Sex-based harassment at work has been a problem since women started entering the workplace. But how much of a problem is it in the medical profession and how detrimental is it for job satisfaction? In a survey with a large and representative sample of female US physicians, Erica Frank and colleagues give an answer to this question.
Quite shockingly – and we sincerely hope that this fact has changed in the 15 years since this study was conducted – almost half of the over 4000 participants report a history of sex-based harassment in a medical setting. Younger physicians were especially likely to report a history of sex-based harassment. Moreover, this was predictive of all three measures of career satisfaction: whether they felt satisfied, whether they would choose to become a physician again and whether they would like to change their specialty.
This shows that sex-based harassment is indeed a problem in the medical profession and the fact that especially younger women reported experiences of sex-based harassment in the workplace suggests that there is not necessarily a decline in sex-based harassment in medicine.
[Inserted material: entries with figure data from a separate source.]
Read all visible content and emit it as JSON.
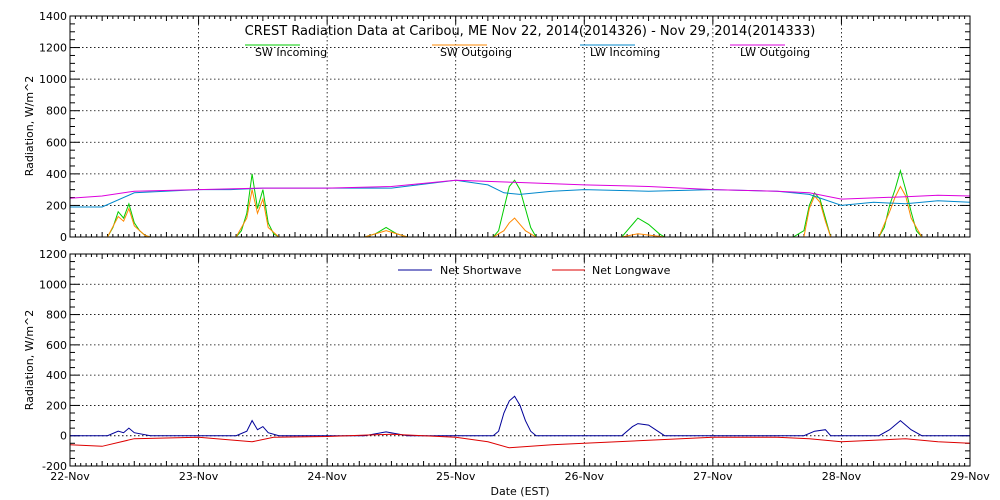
{
  "chart_data": [
    {
      "type": "line",
      "title": "CREST Radiation Data at Caribou, ME   Nov 22, 2014(2014326) - Nov 29, 2014(2014333)",
      "ylabel": "Radiation, W/m^2",
      "xlabel": "",
      "xlim": [
        "22-Nov",
        "29-Nov"
      ],
      "ylim": [
        0,
        1400
      ],
      "yticks": [
        "0",
        "200",
        "400",
        "600",
        "800",
        "1000",
        "1200",
        "1400"
      ],
      "xticks": [
        "22-Nov",
        "23-Nov",
        "24-Nov",
        "25-Nov",
        "26-Nov",
        "27-Nov",
        "28-Nov",
        "29-Nov"
      ],
      "grid": true,
      "legend": "top",
      "series": [
        {
          "name": "SW Incoming",
          "color": "#00cc00",
          "x": [
            "22-Nov 00:00",
            "22-Nov 07:00",
            "22-Nov 08:00",
            "22-Nov 09:00",
            "22-Nov 10:00",
            "22-Nov 11:00",
            "22-Nov 12:00",
            "22-Nov 13:00",
            "22-Nov 14:00",
            "22-Nov 15:00",
            "23-Nov 07:00",
            "23-Nov 08:00",
            "23-Nov 09:00",
            "23-Nov 10:00",
            "23-Nov 11:00",
            "23-Nov 12:00",
            "23-Nov 13:00",
            "23-Nov 14:00",
            "23-Nov 15:00",
            "24-Nov 07:00",
            "24-Nov 09:00",
            "24-Nov 11:00",
            "24-Nov 12:00",
            "24-Nov 13:00",
            "24-Nov 15:00",
            "25-Nov 07:00",
            "25-Nov 08:00",
            "25-Nov 09:00",
            "25-Nov 10:00",
            "25-Nov 11:00",
            "25-Nov 12:00",
            "25-Nov 13:00",
            "25-Nov 14:00",
            "25-Nov 15:00",
            "26-Nov 07:00",
            "26-Nov 08:00",
            "26-Nov 10:00",
            "26-Nov 12:00",
            "26-Nov 14:00",
            "26-Nov 15:00",
            "27-Nov 07:00",
            "27-Nov 12:00",
            "27-Nov 15:00",
            "27-Nov 17:00",
            "27-Nov 18:00",
            "27-Nov 19:00",
            "27-Nov 20:00",
            "27-Nov 21:00",
            "27-Nov 22:00",
            "28-Nov 07:00",
            "28-Nov 08:00",
            "28-Nov 09:00",
            "28-Nov 10:00",
            "28-Nov 11:00",
            "28-Nov 12:00",
            "28-Nov 13:00",
            "28-Nov 14:00",
            "28-Nov 15:00",
            "29-Nov 00:00"
          ],
          "y": [
            0,
            0,
            60,
            160,
            120,
            210,
            90,
            40,
            10,
            0,
            0,
            40,
            150,
            400,
            180,
            300,
            90,
            20,
            0,
            0,
            20,
            60,
            40,
            20,
            0,
            0,
            40,
            180,
            320,
            360,
            300,
            180,
            60,
            0,
            0,
            40,
            120,
            80,
            20,
            0,
            0,
            0,
            0,
            40,
            200,
            280,
            240,
            120,
            0,
            0,
            60,
            200,
            300,
            420,
            300,
            160,
            40,
            0,
            0
          ]
        },
        {
          "name": "SW Outgoing",
          "color": "#ff8800",
          "x": [
            "22-Nov 00:00",
            "22-Nov 07:00",
            "22-Nov 09:00",
            "22-Nov 10:00",
            "22-Nov 11:00",
            "22-Nov 12:00",
            "22-Nov 14:00",
            "22-Nov 15:00",
            "23-Nov 07:00",
            "23-Nov 09:00",
            "23-Nov 10:00",
            "23-Nov 11:00",
            "23-Nov 12:00",
            "23-Nov 13:00",
            "23-Nov 15:00",
            "24-Nov 07:00",
            "24-Nov 11:00",
            "24-Nov 15:00",
            "25-Nov 07:00",
            "25-Nov 09:00",
            "25-Nov 10:00",
            "25-Nov 11:00",
            "25-Nov 12:00",
            "25-Nov 13:00",
            "25-Nov 15:00",
            "26-Nov 07:00",
            "26-Nov 10:00",
            "26-Nov 15:00",
            "27-Nov 17:00",
            "27-Nov 18:00",
            "27-Nov 19:00",
            "27-Nov 20:00",
            "27-Nov 21:00",
            "27-Nov 22:00",
            "28-Nov 07:00",
            "28-Nov 09:00",
            "28-Nov 10:00",
            "28-Nov 11:00",
            "28-Nov 12:00",
            "28-Nov 13:00",
            "28-Nov 15:00",
            "29-Nov 00:00"
          ],
          "y": [
            0,
            0,
            130,
            100,
            180,
            70,
            10,
            0,
            0,
            120,
            300,
            150,
            240,
            60,
            0,
            0,
            40,
            0,
            0,
            40,
            90,
            120,
            80,
            40,
            0,
            0,
            20,
            0,
            0,
            180,
            260,
            220,
            100,
            0,
            0,
            160,
            250,
            320,
            260,
            120,
            0,
            0
          ]
        },
        {
          "name": "LW Incoming",
          "color": "#0088cc",
          "x": [
            "22-Nov 00:00",
            "22-Nov 06:00",
            "22-Nov 12:00",
            "23-Nov 00:00",
            "23-Nov 06:00",
            "23-Nov 12:00",
            "24-Nov 00:00",
            "24-Nov 12:00",
            "25-Nov 00:00",
            "25-Nov 06:00",
            "25-Nov 09:00",
            "25-Nov 12:00",
            "25-Nov 18:00",
            "26-Nov 00:00",
            "26-Nov 12:00",
            "27-Nov 00:00",
            "27-Nov 12:00",
            "27-Nov 18:00",
            "28-Nov 00:00",
            "28-Nov 06:00",
            "28-Nov 12:00",
            "28-Nov 18:00",
            "29-Nov 00:00"
          ],
          "y": [
            190,
            190,
            280,
            300,
            300,
            310,
            310,
            310,
            360,
            330,
            280,
            270,
            290,
            300,
            290,
            300,
            290,
            270,
            200,
            220,
            210,
            230,
            220
          ]
        },
        {
          "name": "LW Outgoing",
          "color": "#dd00dd",
          "x": [
            "22-Nov 00:00",
            "22-Nov 06:00",
            "22-Nov 12:00",
            "23-Nov 00:00",
            "23-Nov 12:00",
            "24-Nov 00:00",
            "24-Nov 12:00",
            "25-Nov 00:00",
            "25-Nov 12:00",
            "26-Nov 00:00",
            "26-Nov 12:00",
            "27-Nov 00:00",
            "27-Nov 12:00",
            "27-Nov 18:00",
            "28-Nov 00:00",
            "28-Nov 12:00",
            "28-Nov 18:00",
            "29-Nov 00:00"
          ],
          "y": [
            245,
            260,
            290,
            300,
            310,
            310,
            320,
            360,
            345,
            330,
            320,
            300,
            290,
            280,
            240,
            255,
            265,
            260
          ]
        }
      ]
    },
    {
      "type": "line",
      "title": "",
      "ylabel": "Radiation, W/m^2",
      "xlabel": "Date (EST)",
      "xlim": [
        "22-Nov",
        "29-Nov"
      ],
      "ylim": [
        -200,
        1200
      ],
      "yticks": [
        "-200",
        "0",
        "200",
        "400",
        "600",
        "800",
        "1000",
        "1200"
      ],
      "xticks": [
        "22-Nov",
        "23-Nov",
        "24-Nov",
        "25-Nov",
        "26-Nov",
        "27-Nov",
        "28-Nov",
        "29-Nov"
      ],
      "grid": true,
      "legend": "top",
      "series": [
        {
          "name": "Net Shortwave",
          "color": "#000099",
          "x": [
            "22-Nov 00:00",
            "22-Nov 07:00",
            "22-Nov 09:00",
            "22-Nov 10:00",
            "22-Nov 11:00",
            "22-Nov 12:00",
            "22-Nov 15:00",
            "23-Nov 07:00",
            "23-Nov 09:00",
            "23-Nov 10:00",
            "23-Nov 11:00",
            "23-Nov 12:00",
            "23-Nov 13:00",
            "23-Nov 15:00",
            "24-Nov 07:00",
            "24-Nov 11:00",
            "24-Nov 15:00",
            "25-Nov 07:00",
            "25-Nov 08:00",
            "25-Nov 09:00",
            "25-Nov 10:00",
            "25-Nov 11:00",
            "25-Nov 12:00",
            "25-Nov 13:00",
            "25-Nov 14:00",
            "25-Nov 15:00",
            "26-Nov 07:00",
            "26-Nov 09:00",
            "26-Nov 10:00",
            "26-Nov 12:00",
            "26-Nov 15:00",
            "27-Nov 17:00",
            "27-Nov 19:00",
            "27-Nov 21:00",
            "27-Nov 22:00",
            "28-Nov 07:00",
            "28-Nov 09:00",
            "28-Nov 11:00",
            "28-Nov 13:00",
            "28-Nov 15:00",
            "29-Nov 00:00"
          ],
          "y": [
            0,
            0,
            30,
            20,
            50,
            20,
            0,
            0,
            30,
            100,
            40,
            60,
            20,
            0,
            0,
            25,
            0,
            0,
            30,
            150,
            230,
            260,
            200,
            100,
            30,
            0,
            0,
            60,
            80,
            70,
            0,
            0,
            30,
            40,
            0,
            0,
            40,
            100,
            40,
            0,
            0
          ]
        },
        {
          "name": "Net Longwave",
          "color": "#dd0000",
          "x": [
            "22-Nov 00:00",
            "22-Nov 06:00",
            "22-Nov 12:00",
            "23-Nov 00:00",
            "23-Nov 10:00",
            "23-Nov 14:00",
            "24-Nov 00:00",
            "24-Nov 12:00",
            "25-Nov 00:00",
            "25-Nov 06:00",
            "25-Nov 10:00",
            "25-Nov 18:00",
            "26-Nov 00:00",
            "26-Nov 12:00",
            "27-Nov 00:00",
            "27-Nov 12:00",
            "27-Nov 18:00",
            "28-Nov 00:00",
            "28-Nov 12:00",
            "28-Nov 18:00",
            "29-Nov 00:00"
          ],
          "y": [
            -60,
            -70,
            -20,
            -10,
            -40,
            -10,
            -5,
            10,
            -10,
            -40,
            -80,
            -60,
            -50,
            -30,
            -10,
            -10,
            -20,
            -40,
            -20,
            -40,
            -50
          ]
        }
      ]
    }
  ]
}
The topic therefore needs to be addressed.
In order to address the under-representation of women in surgery it is important to understand what female medical students deem important in their future careers. Do they value the same things as their male counterparts and just don’t think that they can achieve those goals in a surgical career or are they actually looking for different things in their careers? A study by Nancy Baxter and colleagues suggests that the latter is the case.
They sent out a questionnaire to Canadian medical students and found that men and women named different factors as important for choosing their specialty. Women placed more importance on the availability of part-time work and parental leave as well as residency conditions, while men valued technical challenge, prestige and earning potential. As both male and female students agreed that surgeons earn a lot of money but do not have high quality family lives, it is not surprising that of the participants, men were more likely to choose surgery as the specialty they were pursuing or considering to pursue.
This study once again highlights two facts: First, it is important to make surgery a career in which family related goals can be achieved by both men and women, and second, the fact that a family and a career in surgery can be combined needs to be communicated effectively to medical students.
Work-life-balance or the anticipated and actual lack thereof is a widely cited cause for the under-representation of women in surgery. This is especially true for women who have a family or are planning to have one as women continue to carry most of the weight when it comes to childcare and household chores.
A study by Sullivan and colleagues investigates this issue in a large sample of surgical residents in the US. They found that generally married residents and those with children have the highest levels of work satisfaction. However, this difference was driven by male participants. As expected, female residents reported high levels of stress regarding home life as well as finances when they were married or had children.
These results once again stress that while creating equal opportunities at work is important, it is not enough to tackle gender inequality. As long as women continue to be responsible for more family related work, it is thus crucial to go beyond that and provide them with opportunities to combine both work and family and still achieve a good work-life-balance.